At Liquid Markets, we believe that managing risk is as crucial as mastering strategy. One way we ensure that traders on our platform maintain robust risk management practices is through dynamic drawdown calculations. These metrics are not just about limiting losses; they are about ensuring fair evaluations, especially in diverse trading environments, from demo stages to live accounts. This is all seamlessly managed by our cutting-edge AI risk management system, .lacma.

.lacma is designed to enforce equity drawdown rules transparently and effectively, protecting both traders and the firm. By tailoring drawdown rules to trading stages and strategies, we create an environment that balances opportunity with responsibility. Let’s delve into the key drawdown types, their purpose, and how they can impact your trading journey. Please note that for the discussion below ‘equity’ means your floating balance during an open position, and balance implies no open positions. Therefore equity – balance = 0 profit or loss when there is no position open. The permitted daily equity loss is 5% for the 2 Step challenge and is used for reference.


1. **Percentage of Initial Balance** (Used for Funded Accounts Total Risk)
Imagine you start trading with £10,000. You want to limit your risk so that you don’t lose more than 5% of this starting amount. This means you don’t want your equity to fall below £9,500 (£10,000 – 5% of £10,000).

2. **Percentage of Yesterday’s Balance**
Let’s say you finished yesterday with £10,000 in your account. Today, you don’t want to lose more than 5% based on yesterday’s amount. So, if your equity dips to £9,500 or lower, you’ve hit your risk limit for the day.

3. **Percentage of the Larger Loss: Current or Yesterday’s Balance** (Used for 2 Step Challenge Daily Risk)
If yesterday you had £6,000, but today you’ve made some good trades and have £7,500, you look at both amounts. You don’t want to lose more than 5% of today’s higher balance, which means you wouldn’t want your equity to drop below £7,125.

4. **Percentage of the Lower Amount: Initial or Yesterday’s Balance** (Used for Funded Accounts Daily Risk)
You started with £10,000, but yesterday you ended with £9,000. Today, you’re back up to £9,800. You calculate the 5% risk limit based on the lower amount, which is your initial £9,000. So, you don’t want your balance to fall below £9,550.

5. **Percentage of the Lower Amount: Initial or Current Balance**
If your account has dropped from your initial £10,000 to £7,500, you calculate the 5% risk limit based on the current lower amount. This means you don’t want your equity to go below £7,125.
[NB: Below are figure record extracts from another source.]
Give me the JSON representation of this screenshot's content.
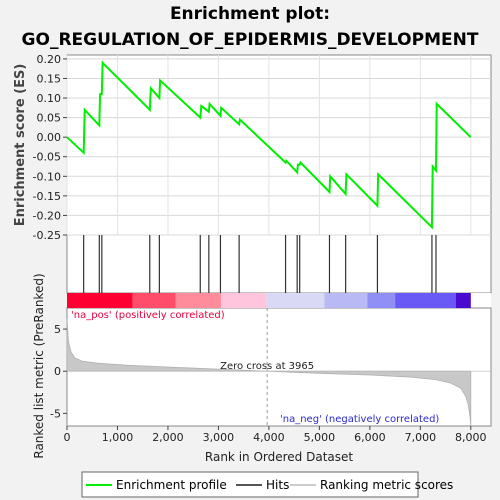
{
  "chart_data": {
    "type": "line",
    "title_line1": "Enrichment plot:",
    "title_line2": "GO_REGULATION_OF_EPIDERMIS_DEVELOPMENT",
    "es_panel": {
      "ylabel": "Enrichment score (ES)",
      "ylim": [
        -0.25,
        0.21
      ],
      "yticks": [
        "0.20",
        "0.15",
        "0.10",
        "0.05",
        "0.00",
        "-0.05",
        "-0.10",
        "-0.15",
        "-0.20",
        "-0.25"
      ],
      "series": [
        {
          "name": "Enrichment profile",
          "color": "#00ee00",
          "x": [
            0,
            330,
            350,
            640,
            655,
            690,
            705,
            1640,
            1660,
            1830,
            1845,
            2640,
            2660,
            2810,
            2825,
            3040,
            3055,
            3410,
            3425,
            4330,
            4345,
            4560,
            4575,
            4610,
            4625,
            5200,
            5215,
            5520,
            5535,
            6150,
            6165,
            7230,
            7245,
            7310,
            7325,
            8000
          ],
          "y": [
            0.0,
            -0.04,
            0.07,
            0.03,
            0.11,
            0.11,
            0.19,
            0.07,
            0.125,
            0.1,
            0.145,
            0.05,
            0.08,
            0.065,
            0.085,
            0.055,
            0.075,
            0.033,
            0.045,
            -0.065,
            -0.06,
            -0.09,
            -0.07,
            -0.07,
            -0.065,
            -0.14,
            -0.1,
            -0.145,
            -0.095,
            -0.175,
            -0.095,
            -0.23,
            -0.075,
            -0.085,
            0.085,
            0.0
          ]
        }
      ]
    },
    "hits": [
      330,
      640,
      690,
      1640,
      1830,
      2640,
      2810,
      3040,
      3410,
      4330,
      4560,
      4610,
      5200,
      5520,
      6150,
      7230,
      7310
    ],
    "ranked_panel": {
      "ylabel": "Ranked list metric (PreRanked)",
      "yticks": [
        "5",
        "0",
        "-5"
      ],
      "ytick_values": [
        5,
        0,
        -5
      ],
      "ylim": [
        -6.5,
        7.5
      ],
      "zero_cross_label": "Zero cross at 3965",
      "zero_cross": 3965,
      "pos_label": "'na_pos' (positively correlated)",
      "neg_label": "'na_neg' (negatively correlated)",
      "profile": [
        [
          0,
          6.2
        ],
        [
          30,
          3.5
        ],
        [
          80,
          2.3
        ],
        [
          150,
          1.6
        ],
        [
          300,
          1.2
        ],
        [
          600,
          0.95
        ],
        [
          1200,
          0.7
        ],
        [
          2000,
          0.5
        ],
        [
          3000,
          0.25
        ],
        [
          3965,
          0.0
        ],
        [
          5000,
          -0.25
        ],
        [
          6000,
          -0.45
        ],
        [
          6800,
          -0.7
        ],
        [
          7300,
          -1.0
        ],
        [
          7600,
          -1.4
        ],
        [
          7800,
          -2.0
        ],
        [
          7900,
          -3.0
        ],
        [
          7950,
          -4.0
        ],
        [
          7985,
          -5.5
        ],
        [
          8000,
          -6.5
        ]
      ]
    },
    "xaxis": {
      "label": "Rank in Ordered Dataset",
      "xlim": [
        0,
        8400
      ],
      "ticks": [
        "0",
        "1,000",
        "2,000",
        "3,000",
        "4,000",
        "5,000",
        "6,000",
        "7,000",
        "8,000"
      ],
      "tick_values": [
        0,
        1000,
        2000,
        3000,
        4000,
        5000,
        6000,
        7000,
        8000
      ]
    },
    "color_bar": [
      {
        "from": 0,
        "to": 1300,
        "color": "#ff0033"
      },
      {
        "from": 1300,
        "to": 2150,
        "color": "#ff4d6b"
      },
      {
        "from": 2150,
        "to": 3050,
        "color": "#ff8c9b"
      },
      {
        "from": 3050,
        "to": 3950,
        "color": "#ffc5dd"
      },
      {
        "from": 3950,
        "to": 5100,
        "color": "#d9d9f5"
      },
      {
        "from": 5100,
        "to": 5950,
        "color": "#b9b9f5"
      },
      {
        "from": 5950,
        "to": 6500,
        "color": "#8f8ff5"
      },
      {
        "from": 6500,
        "to": 7700,
        "color": "#6a5af5"
      },
      {
        "from": 7700,
        "to": 8000,
        "color": "#4b0ad0"
      }
    ],
    "legend": [
      {
        "label": "Enrichment profile",
        "color": "#00ee00"
      },
      {
        "label": "Hits",
        "color": "#555555"
      },
      {
        "label": "Ranking metric scores",
        "color": "#cccccc"
      }
    ]
  }
}
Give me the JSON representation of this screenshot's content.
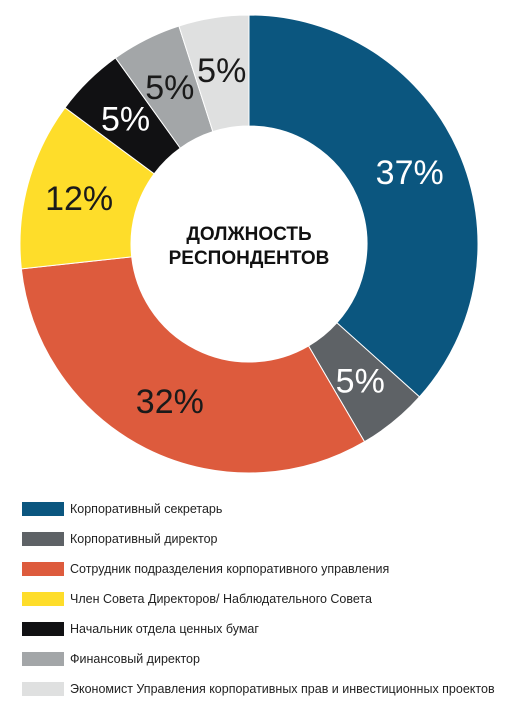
{
  "chart_data": {
    "type": "pie",
    "title": "ДОЛЖНОСТЬ РЕСПОНДЕНТОВ",
    "title_lines": [
      "ДОЛЖНОСТЬ",
      "РЕСПОНДЕНТОВ"
    ],
    "start_angle_deg": 0,
    "direction": "clockwise",
    "legend_position": "bottom",
    "slices": [
      {
        "name": "Корпоративный секретарь",
        "value": 37,
        "label": "37%",
        "color": "#0b567f",
        "label_color": "#ffffff"
      },
      {
        "name": "Корпоративный директор",
        "value": 5,
        "label": "5%",
        "color": "#5e6266",
        "label_color": "#ffffff"
      },
      {
        "name": "Сотрудник подразделения корпоративного управления",
        "value": 32,
        "label": "32%",
        "color": "#dd5b3d",
        "label_color": "#1a1a1a"
      },
      {
        "name": "Член Совета Директоров/ Наблюдательного Совета",
        "value": 12,
        "label": "12%",
        "color": "#fedd2a",
        "label_color": "#1a1a1a"
      },
      {
        "name": "Начальник отдела ценных бумаг",
        "value": 5,
        "label": "5%",
        "color": "#111113",
        "label_color": "#ffffff"
      },
      {
        "name": "Финансовый директор",
        "value": 5,
        "label": "5%",
        "color": "#a3a6a8",
        "label_color": "#1a1a1a"
      },
      {
        "name": "Экономист Управления корпоративных прав и инвестиционных проектов",
        "value": 5,
        "label": "5%",
        "color": "#dfe0e0",
        "label_color": "#1a1a1a"
      }
    ]
  }
}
6. **Percentage of Peak Balance** (Used for Funded Accounts Probation)
Say the highest your account has ever reached is £12,000, but now it’s at £9,000. You calculate the 5% risk limit based on the peak amount of £12,000. So, you don’t want your balance to fall below £11,400, to protect the gains you’ve made.

7. **Percentage of Peak Equity (Not Used)**
This method isn’t used by Liquid because it can be unfair. It would mean calculating your risk limit based on the highest value your account has ever reached, even if that was just a brief spike due to market volatility. It’s not a fair measure because those highs can be very temporary and not reflective of your usual account balance.


Adapting Drawdown Metrics for Fairness

At Liquid Markets, we understand that no single drawdown calculation fits all trading styles or account types. This is why:

  • Demo Accounts use less restrictive metrics, such as Equity% – Initial.Balance, to foster learning.
  • Live Accounts transition to more robust metrics like Equity% – Initial/Yesterdays.Balance to ensure consistent discipline.

.lacma, our AI system, dynamically adjusts these parameters based on account type and trading conditions, maintaining fairness while safeguarding the firm’s capital.


Inspiration for Traders: Balancing Risk and Reward

Every trader aspires to maximise profits, but the key to longevity lies in managing risk. Drawdown rules are not restrictions—they are your safety net. At Liquid Markets, these metrics are designed to challenge you, protect you, and help you grow as a disciplined trader.

Imagine a scenario: you’ve had a stellar run, doubling your balance. But a sharp reversal in a fast-moving market wipes out half your gains. Thanks to your trading plan’s drawdown metric, you avoided breaching limits, preserved your capital, and kept your trading privileges intact. This is the power of well-managed drawdown.


Conclusion

Understanding and respecting drawdown calculations is a hallmark of a professional trader. At Liquid Markets, we’re committed to fostering a trading ecosystem where fairness, risk management, and growth coexist. Trust .lacma to handle the numbers, so you can focus on strategy. Remember: drawdowns don’t define you—they refine you. Stay disciplined, trade smart, and thrive.